Reses noted that the creator economy is booming, with more than 50 million people becoming creators in the last decade — and those creators becoming businesses in the coming decade. She believes doola is poised to help such global businesses.
“doola makes it incredibly easy for anyone, from anywhere in the world to set up a US-based LLC, get a US bank account, with access to all the payment products and financial services typically reserved for US-based businesses,” she wrote via email. “What intrigues me about this business however is not this initial beachhead of business formation, but the longer-term opportunity they have to handle all the unsexy business management pieces for creators and independent entrepreneurs around the world — including incorporation, banking, taxes and other critical pieces of infrastructure.”

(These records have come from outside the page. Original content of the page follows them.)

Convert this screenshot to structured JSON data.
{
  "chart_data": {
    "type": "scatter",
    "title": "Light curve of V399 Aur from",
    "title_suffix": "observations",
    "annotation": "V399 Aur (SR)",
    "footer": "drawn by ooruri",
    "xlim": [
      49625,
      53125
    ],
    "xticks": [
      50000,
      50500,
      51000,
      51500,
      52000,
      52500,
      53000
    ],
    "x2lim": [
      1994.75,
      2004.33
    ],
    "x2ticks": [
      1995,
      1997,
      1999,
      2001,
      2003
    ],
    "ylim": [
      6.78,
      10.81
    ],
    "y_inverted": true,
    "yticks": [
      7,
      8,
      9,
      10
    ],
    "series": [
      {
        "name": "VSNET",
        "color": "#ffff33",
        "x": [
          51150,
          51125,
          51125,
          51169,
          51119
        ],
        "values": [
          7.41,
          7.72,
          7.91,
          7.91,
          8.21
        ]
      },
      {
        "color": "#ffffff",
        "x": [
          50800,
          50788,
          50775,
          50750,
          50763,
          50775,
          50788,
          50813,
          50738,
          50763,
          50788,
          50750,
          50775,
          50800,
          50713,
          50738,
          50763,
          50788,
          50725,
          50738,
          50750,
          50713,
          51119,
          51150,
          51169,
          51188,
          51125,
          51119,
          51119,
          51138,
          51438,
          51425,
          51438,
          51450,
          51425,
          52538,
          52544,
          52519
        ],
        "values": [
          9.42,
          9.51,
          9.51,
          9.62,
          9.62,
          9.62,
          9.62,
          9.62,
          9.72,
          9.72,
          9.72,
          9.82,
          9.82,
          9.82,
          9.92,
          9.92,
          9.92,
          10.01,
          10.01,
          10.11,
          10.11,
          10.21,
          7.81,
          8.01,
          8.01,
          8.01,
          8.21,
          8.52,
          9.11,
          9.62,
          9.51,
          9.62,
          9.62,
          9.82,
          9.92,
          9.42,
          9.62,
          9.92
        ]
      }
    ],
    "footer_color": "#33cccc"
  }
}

Jishnu Bhattacharjee, managing director of Nexus Venture Partners, agrees. He joined doola’s board as part of the financing.
“Creators and independent entrepreneurs want to focus on their crafts that they love. However, to build businesses around their crafts, they would also need to take care of unexciting but necessary backend business management functions, for which they usually do not have expertise, nor interest, nor the time those activities demand,” he wrote via email. “doola is set to address just that: so solo-preneurs can do what they love and are best at, while doola takes care of the rest.”